Thursday, June 9, 2016

Sun Awareness Week June 6-12, 2016

Since 1989, the Canadian Dermatology Association’s annual, nationwide Sun Awareness Week has helped educate Canadians about dangers of excessive sun exposure — and reduce the incidence of skin cancer in the country.

This year’s Sun Awareness Week takes place Monday, June 6 to Sunday, June 12, 2016.

I celebrated National Sun Awareness Week by having a mole removed.  I had this funny mole that was developing a black edge, so... I took it to my doctor and she relieved me of it right on the spot! So to speak.

She said it was a classic "S K"(seborrheic keratosis) - Nothing to worry about, totally normal.  She burned it with liquid nitrogen right there and confirmed that yes indeed, it was even freezing up like a SK.  So yay!  I was stressing about that mole a bit, even though I was told melanoma would be more likely to appear internally than on the surface, especially in a new spot so far away from the original wide excision.

Otherwise I have been working on various melanoma awareness initiatives during this, National Sun Awareness Week.  I am preparing for a photo shoot with a local magazine that I will share when the Summer Issue is published - very exciting.  Bucket list stuff, that one.

I have also been invited to participate in a project with Save Your Skin Foundation to bring awareness to the "journey" of advanced melanoma.  It too is top secret until reveal time, but it is a very creative concept that I am proud to be a part of.  Stay tuned!

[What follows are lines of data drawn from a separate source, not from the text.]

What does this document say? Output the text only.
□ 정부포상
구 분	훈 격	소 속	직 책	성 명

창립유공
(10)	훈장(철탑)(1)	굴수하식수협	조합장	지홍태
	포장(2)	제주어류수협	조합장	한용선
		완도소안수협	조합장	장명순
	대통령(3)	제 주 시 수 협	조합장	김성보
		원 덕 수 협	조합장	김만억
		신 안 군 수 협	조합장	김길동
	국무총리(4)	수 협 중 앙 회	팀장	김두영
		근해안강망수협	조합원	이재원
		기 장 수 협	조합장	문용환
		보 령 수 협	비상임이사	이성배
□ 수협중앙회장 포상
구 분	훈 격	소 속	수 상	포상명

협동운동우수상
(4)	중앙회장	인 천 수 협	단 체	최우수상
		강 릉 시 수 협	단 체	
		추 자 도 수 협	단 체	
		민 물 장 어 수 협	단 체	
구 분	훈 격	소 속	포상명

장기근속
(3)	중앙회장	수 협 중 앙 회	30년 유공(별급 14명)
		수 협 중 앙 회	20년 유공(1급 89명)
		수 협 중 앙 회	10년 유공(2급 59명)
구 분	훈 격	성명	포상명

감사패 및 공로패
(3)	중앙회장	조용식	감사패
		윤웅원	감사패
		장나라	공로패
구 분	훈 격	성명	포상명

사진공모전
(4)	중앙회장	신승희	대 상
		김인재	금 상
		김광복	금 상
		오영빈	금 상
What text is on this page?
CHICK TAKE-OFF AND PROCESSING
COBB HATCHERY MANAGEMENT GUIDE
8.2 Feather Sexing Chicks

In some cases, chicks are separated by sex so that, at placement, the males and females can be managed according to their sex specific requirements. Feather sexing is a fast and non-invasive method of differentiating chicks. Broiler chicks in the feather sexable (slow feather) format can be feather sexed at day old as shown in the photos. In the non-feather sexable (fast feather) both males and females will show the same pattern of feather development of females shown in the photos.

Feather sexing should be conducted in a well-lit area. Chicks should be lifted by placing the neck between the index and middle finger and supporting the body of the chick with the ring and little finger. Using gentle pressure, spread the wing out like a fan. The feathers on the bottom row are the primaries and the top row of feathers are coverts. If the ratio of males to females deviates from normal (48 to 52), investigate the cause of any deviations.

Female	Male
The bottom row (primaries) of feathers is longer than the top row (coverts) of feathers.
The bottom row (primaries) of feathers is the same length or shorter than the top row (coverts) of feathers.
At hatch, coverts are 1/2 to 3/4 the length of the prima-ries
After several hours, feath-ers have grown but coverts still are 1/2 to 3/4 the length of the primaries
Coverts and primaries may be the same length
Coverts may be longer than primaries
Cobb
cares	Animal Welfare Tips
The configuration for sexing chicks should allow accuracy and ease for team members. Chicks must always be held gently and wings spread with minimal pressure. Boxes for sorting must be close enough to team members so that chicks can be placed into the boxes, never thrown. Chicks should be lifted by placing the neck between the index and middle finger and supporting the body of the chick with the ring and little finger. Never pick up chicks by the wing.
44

Thank you Save Your Skin Foundation for arming me with a whole bunch of great swag to help spread awareness of Sun Safety and Skin Cancer Awareness!  I will wear it with pride and share it with everyone I meet.  

The bracelets especially will be of interest at the speaking engagements I have been invited to at a couple of elementary schools. They change colour in sunlight to indicate the level of the solar UV index.

The key chains as well... the centre changes colour depending on the level of solar UV index. The darker the shade the higher the UV. The shades match the tones around the outside as a guide.  Very cool!